I passed him a business card.

“Try not to use that for a roll-up,” I said.

He fingered the card dubiously.

“I prefer higher-quality material. Did you run these cards off yourself? Because I swear, we have a better grade of paper in the employee restrooms. What now?”

“You spend a few days out of town, just as Donna Lawrence instructed—or more than a few, if she’s willing to cover the tab. Getting rid of you was a way to buy time, but would only ever be a temporary fix. I’m not even sure why she brought up your name. I think she might have panicked; that, or she was worried Zetta might already have mentioned your friendship with Riggins.”

“It’s a mess, isn’t it?” said Rybek. “Even before Wyatt reappeared, I’d been considering working somewhere else. There’s a startup outside Bangor that looks promising. It’s honest, as far as I can tell. Then again, compared to where I am right now, Enron was aboveboard.”

“I didn’t know anything about Devin Vaughn’s ownership of BrightBlown until this week, when my lawyer informed me of it,” I said. “He got the story from a client, who also heard rumors that Vaughn is overextended financially, which may be forcing him to blur the lines between his legitimate and criminal interests. If those rumors are in the air, you can be sure law enforcement won’t be far behind. BrightBlown may soon come under intense federal scrutiny.”

“Shit,” said Rybek.

“In addition, Donna Lawrence’s actions indicate that it may have been Vaughn who sent Wyatt Riggins to Mexico as part of a snatch team to abduct or retrieve those children. If that’s why Wyatt disappeared, the operation has started to go bad. It can only mean someone has come looking for the children and, by extension, whoever took them.”

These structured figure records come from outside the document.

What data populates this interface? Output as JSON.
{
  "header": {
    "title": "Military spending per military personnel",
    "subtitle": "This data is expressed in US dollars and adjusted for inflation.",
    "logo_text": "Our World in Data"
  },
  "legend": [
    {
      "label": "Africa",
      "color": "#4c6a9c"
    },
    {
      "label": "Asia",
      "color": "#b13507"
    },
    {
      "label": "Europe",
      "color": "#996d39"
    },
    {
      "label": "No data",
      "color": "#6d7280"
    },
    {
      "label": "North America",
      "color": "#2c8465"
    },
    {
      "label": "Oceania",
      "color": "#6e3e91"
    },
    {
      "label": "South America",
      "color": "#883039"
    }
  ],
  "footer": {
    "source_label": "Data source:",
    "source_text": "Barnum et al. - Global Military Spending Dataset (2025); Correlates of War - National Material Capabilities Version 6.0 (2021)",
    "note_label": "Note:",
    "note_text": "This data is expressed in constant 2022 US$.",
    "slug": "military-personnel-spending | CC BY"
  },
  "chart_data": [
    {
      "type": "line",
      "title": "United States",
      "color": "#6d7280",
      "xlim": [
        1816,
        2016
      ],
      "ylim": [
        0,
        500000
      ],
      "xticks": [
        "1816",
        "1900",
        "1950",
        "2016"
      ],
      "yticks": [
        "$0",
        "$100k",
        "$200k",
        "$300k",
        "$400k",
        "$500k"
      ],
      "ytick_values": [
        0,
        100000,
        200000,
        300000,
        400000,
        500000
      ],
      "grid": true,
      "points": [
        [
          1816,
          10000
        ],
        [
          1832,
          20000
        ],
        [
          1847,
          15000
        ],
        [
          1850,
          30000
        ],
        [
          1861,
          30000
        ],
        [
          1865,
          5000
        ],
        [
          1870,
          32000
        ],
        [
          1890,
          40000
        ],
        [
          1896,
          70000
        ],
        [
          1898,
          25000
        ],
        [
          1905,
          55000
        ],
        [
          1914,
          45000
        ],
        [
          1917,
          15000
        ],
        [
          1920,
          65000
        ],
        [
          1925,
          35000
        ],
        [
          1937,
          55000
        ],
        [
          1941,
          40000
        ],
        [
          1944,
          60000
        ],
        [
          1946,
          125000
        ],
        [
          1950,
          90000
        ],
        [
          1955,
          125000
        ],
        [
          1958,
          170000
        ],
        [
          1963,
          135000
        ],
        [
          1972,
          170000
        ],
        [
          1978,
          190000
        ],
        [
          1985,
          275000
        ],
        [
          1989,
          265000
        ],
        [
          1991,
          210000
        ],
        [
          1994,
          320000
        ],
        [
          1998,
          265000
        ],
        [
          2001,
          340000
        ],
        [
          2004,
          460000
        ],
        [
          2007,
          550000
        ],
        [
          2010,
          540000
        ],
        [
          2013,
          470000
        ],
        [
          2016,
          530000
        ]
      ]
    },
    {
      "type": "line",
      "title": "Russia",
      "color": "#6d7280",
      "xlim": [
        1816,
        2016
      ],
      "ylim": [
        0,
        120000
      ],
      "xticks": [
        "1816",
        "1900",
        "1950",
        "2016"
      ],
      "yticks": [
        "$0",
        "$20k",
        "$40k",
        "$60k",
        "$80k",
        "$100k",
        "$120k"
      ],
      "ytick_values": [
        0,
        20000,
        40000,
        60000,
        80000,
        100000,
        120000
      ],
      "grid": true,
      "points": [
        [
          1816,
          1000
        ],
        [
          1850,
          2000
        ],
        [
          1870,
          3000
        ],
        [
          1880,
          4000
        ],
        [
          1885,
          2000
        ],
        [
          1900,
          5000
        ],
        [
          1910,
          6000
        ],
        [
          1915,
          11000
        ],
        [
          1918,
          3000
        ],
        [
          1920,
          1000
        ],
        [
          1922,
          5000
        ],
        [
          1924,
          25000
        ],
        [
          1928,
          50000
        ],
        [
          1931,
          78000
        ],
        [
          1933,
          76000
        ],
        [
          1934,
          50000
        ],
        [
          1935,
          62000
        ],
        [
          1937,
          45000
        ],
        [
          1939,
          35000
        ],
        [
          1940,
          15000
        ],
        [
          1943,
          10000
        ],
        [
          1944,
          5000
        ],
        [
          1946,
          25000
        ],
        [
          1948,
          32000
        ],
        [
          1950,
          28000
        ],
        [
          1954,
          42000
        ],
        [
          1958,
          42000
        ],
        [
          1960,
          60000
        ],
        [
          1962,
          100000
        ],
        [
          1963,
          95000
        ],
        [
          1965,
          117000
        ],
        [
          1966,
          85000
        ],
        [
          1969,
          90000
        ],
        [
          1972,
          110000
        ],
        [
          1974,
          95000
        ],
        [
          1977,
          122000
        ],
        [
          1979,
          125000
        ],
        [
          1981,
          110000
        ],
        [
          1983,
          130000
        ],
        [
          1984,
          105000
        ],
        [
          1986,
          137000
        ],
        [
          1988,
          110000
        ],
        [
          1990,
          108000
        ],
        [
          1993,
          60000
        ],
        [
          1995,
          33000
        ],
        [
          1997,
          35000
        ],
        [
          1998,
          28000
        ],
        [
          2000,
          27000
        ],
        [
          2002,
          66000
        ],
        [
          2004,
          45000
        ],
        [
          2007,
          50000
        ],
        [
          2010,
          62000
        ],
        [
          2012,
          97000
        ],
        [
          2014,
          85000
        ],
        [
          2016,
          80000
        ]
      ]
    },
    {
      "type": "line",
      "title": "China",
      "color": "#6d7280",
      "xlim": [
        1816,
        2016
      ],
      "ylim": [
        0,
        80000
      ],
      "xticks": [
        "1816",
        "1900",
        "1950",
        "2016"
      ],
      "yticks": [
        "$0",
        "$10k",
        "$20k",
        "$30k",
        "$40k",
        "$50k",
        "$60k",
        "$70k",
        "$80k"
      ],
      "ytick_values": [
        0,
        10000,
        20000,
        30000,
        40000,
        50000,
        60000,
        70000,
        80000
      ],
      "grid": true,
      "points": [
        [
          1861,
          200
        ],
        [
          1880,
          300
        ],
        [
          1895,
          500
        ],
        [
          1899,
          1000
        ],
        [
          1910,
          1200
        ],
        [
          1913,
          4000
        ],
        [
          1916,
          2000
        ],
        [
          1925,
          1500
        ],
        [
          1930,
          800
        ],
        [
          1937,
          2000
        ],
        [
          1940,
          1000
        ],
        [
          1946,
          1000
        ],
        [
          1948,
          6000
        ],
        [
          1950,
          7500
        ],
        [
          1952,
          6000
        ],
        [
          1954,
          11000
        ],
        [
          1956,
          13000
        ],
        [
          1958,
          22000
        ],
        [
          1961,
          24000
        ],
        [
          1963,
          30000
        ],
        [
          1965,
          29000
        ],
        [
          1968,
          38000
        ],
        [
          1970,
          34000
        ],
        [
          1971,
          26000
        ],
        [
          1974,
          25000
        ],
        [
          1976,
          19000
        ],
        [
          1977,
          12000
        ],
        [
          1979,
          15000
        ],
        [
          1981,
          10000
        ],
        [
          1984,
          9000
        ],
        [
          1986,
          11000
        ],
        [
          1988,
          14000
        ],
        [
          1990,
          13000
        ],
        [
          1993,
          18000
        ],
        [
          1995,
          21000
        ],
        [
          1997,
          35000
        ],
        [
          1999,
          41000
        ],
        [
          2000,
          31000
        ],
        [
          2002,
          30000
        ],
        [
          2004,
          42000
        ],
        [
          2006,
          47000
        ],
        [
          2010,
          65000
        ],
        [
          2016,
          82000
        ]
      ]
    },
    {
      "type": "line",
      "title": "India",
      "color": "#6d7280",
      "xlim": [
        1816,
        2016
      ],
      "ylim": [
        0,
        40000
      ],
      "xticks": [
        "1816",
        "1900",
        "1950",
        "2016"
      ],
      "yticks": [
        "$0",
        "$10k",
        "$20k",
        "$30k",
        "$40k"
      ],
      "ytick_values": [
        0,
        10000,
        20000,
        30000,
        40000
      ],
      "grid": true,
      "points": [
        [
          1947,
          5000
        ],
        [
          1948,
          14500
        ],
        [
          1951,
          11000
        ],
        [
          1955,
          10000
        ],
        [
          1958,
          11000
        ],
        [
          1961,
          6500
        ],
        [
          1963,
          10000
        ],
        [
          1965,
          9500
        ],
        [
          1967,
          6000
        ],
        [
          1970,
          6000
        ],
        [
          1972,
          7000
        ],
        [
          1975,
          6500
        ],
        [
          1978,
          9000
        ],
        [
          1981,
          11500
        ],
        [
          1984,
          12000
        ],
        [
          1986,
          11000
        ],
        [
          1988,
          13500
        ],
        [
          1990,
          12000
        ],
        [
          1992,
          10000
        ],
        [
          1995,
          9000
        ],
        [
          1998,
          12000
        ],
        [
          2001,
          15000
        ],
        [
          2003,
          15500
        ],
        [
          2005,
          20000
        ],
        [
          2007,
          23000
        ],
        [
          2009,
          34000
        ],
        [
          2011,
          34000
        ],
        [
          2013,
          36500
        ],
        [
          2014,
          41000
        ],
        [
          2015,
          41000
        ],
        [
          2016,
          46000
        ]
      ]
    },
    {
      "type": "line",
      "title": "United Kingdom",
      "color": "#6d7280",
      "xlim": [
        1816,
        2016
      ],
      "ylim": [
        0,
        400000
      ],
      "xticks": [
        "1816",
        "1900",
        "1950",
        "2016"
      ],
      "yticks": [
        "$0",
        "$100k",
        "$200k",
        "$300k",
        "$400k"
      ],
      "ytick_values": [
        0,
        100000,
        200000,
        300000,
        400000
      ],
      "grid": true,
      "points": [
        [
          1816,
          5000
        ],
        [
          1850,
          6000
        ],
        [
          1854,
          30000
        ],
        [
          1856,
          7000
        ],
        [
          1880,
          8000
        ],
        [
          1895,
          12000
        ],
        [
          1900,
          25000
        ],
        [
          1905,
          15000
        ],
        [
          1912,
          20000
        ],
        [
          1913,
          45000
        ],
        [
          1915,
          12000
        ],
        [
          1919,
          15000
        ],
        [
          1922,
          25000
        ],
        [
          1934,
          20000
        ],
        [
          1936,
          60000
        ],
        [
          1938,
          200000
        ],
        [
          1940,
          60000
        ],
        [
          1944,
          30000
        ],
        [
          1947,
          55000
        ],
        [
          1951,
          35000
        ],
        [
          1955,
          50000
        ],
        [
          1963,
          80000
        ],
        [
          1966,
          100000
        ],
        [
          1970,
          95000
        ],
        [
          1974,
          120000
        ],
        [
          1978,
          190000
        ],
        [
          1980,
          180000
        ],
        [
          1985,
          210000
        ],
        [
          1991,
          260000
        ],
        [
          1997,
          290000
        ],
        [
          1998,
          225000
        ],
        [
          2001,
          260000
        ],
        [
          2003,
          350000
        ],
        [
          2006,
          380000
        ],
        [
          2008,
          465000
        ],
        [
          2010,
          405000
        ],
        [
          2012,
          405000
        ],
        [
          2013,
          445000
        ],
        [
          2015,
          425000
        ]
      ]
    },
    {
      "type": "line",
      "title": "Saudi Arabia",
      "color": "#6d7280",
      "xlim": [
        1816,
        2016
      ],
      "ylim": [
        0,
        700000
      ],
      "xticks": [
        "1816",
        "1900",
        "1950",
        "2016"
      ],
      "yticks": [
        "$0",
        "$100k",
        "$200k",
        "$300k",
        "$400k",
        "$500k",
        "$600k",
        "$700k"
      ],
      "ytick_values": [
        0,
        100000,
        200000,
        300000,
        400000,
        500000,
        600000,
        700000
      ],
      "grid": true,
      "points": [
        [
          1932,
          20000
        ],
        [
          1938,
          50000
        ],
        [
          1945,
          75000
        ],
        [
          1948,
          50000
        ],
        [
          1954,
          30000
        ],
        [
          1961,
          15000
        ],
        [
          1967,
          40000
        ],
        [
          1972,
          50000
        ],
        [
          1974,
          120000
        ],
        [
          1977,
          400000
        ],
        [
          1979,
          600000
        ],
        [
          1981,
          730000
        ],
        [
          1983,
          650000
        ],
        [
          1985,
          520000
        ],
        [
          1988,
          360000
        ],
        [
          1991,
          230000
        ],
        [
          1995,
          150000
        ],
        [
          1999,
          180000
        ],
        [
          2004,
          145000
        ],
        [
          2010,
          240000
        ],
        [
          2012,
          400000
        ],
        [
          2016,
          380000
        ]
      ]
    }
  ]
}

“Double shit,” said Rybek.

And if those people came hunting for Wyatt Riggins but failed to find him, they might instead apply pressure to those who knew him, which would put Zetta Nadeau in their sights, not to mention the man seated opposite me. The look of worry on Rybek’s face implied he had reached the same conclusion.

“Being advised to skip town to avoid private investigators is not conducive to a contented life,” he said, “but skipping town to avoid disgruntled Mexicans might be. I feel an extended vacation coming on, one that could shade into permanency. I may have been wise to talk to you after all.”

“Wisdom comes with age,” I told him. “Like arthritis. One last question: Did Wyatt own a gun?”